Being Thankful During Times Like These
On March 8, Joan and I were having a great Sunday afternoon traveling back from Pigeon Forge, Tennessee having experienced a wonderful marriage retreat with many of our Buck Run family. In all our reflection and conversation, little did we realized the changes that were about to take place in our lives and the world itself. Soon the reality of an “invisible enemy” would take over the normal and routine of everyday living. The enemy has a name Covid-19 or the Coronavirus. Needless to say, we have all had our “normal” disrupted in a major way.
The numerous activities we took for granted we may do in a very limited way if at all. The future seems so unclear at the moment. The graduation events and ceremony we were so looking forward to at best may be on hold for a future time. Our loved ones who may be in nursing homes or hospitals we cannot be physically near.
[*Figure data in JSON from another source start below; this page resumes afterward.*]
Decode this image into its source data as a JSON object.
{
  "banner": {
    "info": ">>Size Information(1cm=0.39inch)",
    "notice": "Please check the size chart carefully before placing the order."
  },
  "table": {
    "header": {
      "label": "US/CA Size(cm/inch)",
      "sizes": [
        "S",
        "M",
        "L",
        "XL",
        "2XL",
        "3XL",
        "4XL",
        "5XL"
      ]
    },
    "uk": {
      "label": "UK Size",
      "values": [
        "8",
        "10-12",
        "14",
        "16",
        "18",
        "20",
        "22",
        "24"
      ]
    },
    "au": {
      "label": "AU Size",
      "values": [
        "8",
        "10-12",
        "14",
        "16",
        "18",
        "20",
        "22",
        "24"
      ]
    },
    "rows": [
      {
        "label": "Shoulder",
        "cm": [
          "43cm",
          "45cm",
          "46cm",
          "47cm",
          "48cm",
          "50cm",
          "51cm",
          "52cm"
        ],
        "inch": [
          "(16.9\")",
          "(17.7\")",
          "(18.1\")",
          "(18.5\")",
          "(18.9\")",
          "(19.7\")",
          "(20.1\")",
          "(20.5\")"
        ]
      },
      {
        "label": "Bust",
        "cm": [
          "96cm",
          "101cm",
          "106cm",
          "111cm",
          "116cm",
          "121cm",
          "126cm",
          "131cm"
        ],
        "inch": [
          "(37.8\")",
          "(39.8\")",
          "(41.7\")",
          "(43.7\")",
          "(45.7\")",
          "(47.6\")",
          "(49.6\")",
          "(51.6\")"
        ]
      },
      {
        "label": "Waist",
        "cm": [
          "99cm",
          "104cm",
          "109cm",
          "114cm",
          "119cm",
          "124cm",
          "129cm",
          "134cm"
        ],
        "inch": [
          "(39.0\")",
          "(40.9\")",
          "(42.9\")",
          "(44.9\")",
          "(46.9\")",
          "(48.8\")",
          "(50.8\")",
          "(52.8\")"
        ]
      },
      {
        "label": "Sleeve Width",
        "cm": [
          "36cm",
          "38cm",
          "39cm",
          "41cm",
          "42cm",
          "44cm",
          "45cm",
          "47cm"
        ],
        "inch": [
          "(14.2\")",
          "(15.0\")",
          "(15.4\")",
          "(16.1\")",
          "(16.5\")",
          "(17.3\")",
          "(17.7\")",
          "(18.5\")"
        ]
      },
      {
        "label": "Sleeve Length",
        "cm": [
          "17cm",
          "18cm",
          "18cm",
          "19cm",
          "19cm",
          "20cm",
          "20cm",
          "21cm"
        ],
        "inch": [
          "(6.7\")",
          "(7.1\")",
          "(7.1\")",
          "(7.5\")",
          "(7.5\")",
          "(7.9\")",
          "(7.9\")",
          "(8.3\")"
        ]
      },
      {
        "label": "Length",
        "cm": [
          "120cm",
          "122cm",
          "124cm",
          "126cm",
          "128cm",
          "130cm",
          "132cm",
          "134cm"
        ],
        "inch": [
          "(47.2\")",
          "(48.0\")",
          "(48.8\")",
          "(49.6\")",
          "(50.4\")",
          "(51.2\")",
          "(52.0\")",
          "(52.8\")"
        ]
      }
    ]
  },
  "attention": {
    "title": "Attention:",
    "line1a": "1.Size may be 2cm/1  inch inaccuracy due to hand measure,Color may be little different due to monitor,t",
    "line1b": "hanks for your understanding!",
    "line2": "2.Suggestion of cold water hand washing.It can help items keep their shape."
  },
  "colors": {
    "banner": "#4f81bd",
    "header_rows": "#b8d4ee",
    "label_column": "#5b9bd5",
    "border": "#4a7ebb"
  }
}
Funerals are small immediate events with little if any physical contact for comfort during intense grief. Many have lost jobs and financial situations have been made radically different and difficult. Schools have been closed and gone to remote learning for the rest of the school year with some uncertainty in how the beginning of the school year may look like. Sporting events at all levels that we have enjoyed during this time of year have been canceled. Many of the familiar faces have now been shielded by various forms of masking. The social distancing has created challenges for most as we have been physically separated from the social interaction that we so look forward to and enjoy on a daily basis.
Through all the inconvenience, uncertainty, confusion, loneliness, anger, fear, and loss, there is the reality of being hopeful. We can be hopeful because our risen and living Lord and Savior is still on His throne and fully in control of this world. In spite of the Covid-19 and the impact it has had on our lives, we can find our hope not in the things of this world but in Christ and Christ alone.
Romans 8:28-39 gives us a great Word of hope and assurance. This passage of truth tells us that our God is always at His work. Could it be His work at this time is to give us a forced time to slow down our lives and evaluate what truly matters? To spend more quality time with our family, to have time to invest in our relationship with Him through Bible study, prayer, and personal Worship? To gain a greater appreciation for our church family and friends to we hold so dear and long to be with sooner rather than later?
Our God is at his work to bring about good. Not our good but His good. His good being to know Him, His will for my life, and being faithful in following his perfect plan for my life in making Christ known and making disciples in the world. We can be thankful for this time to reach out to our neighbors and check on their well-being and see if there is any way we can minister to them. I’ve enjoyed the time to prayer walk my neighborhood and meet neighbors I had not yet met and become better acquainted with others. Especially do I enjoy the numerous Gospel conversations and times of prayer I have experienced. To get out of my comfort zone and learn new ways of ministering, to meet new people I can love with God’s love. I wonder if these precious times would have occurred without this invading virus.
During times of unplanned disruptions in life when things seem so bleak and uncertain. We need to look through the event to our God who is sovereign in all things, to see his blessings that we often take for granted, and be sensitive to the opportunities he affords us to reach out to others who He has placed in our lives that are lost, hurting, confused, and fearful to share the Gospel of hope and life in Jesus Christ and Him alone. Driving back from Tennessee on that Sunday afternoon with the love of my life, the Coronavirus wasn’t even on my radar but since it has become an unwanted visitor, I will rejoice and be glad for what God has taught me and used me for His Glory through it Indeed we can be thankful in all things.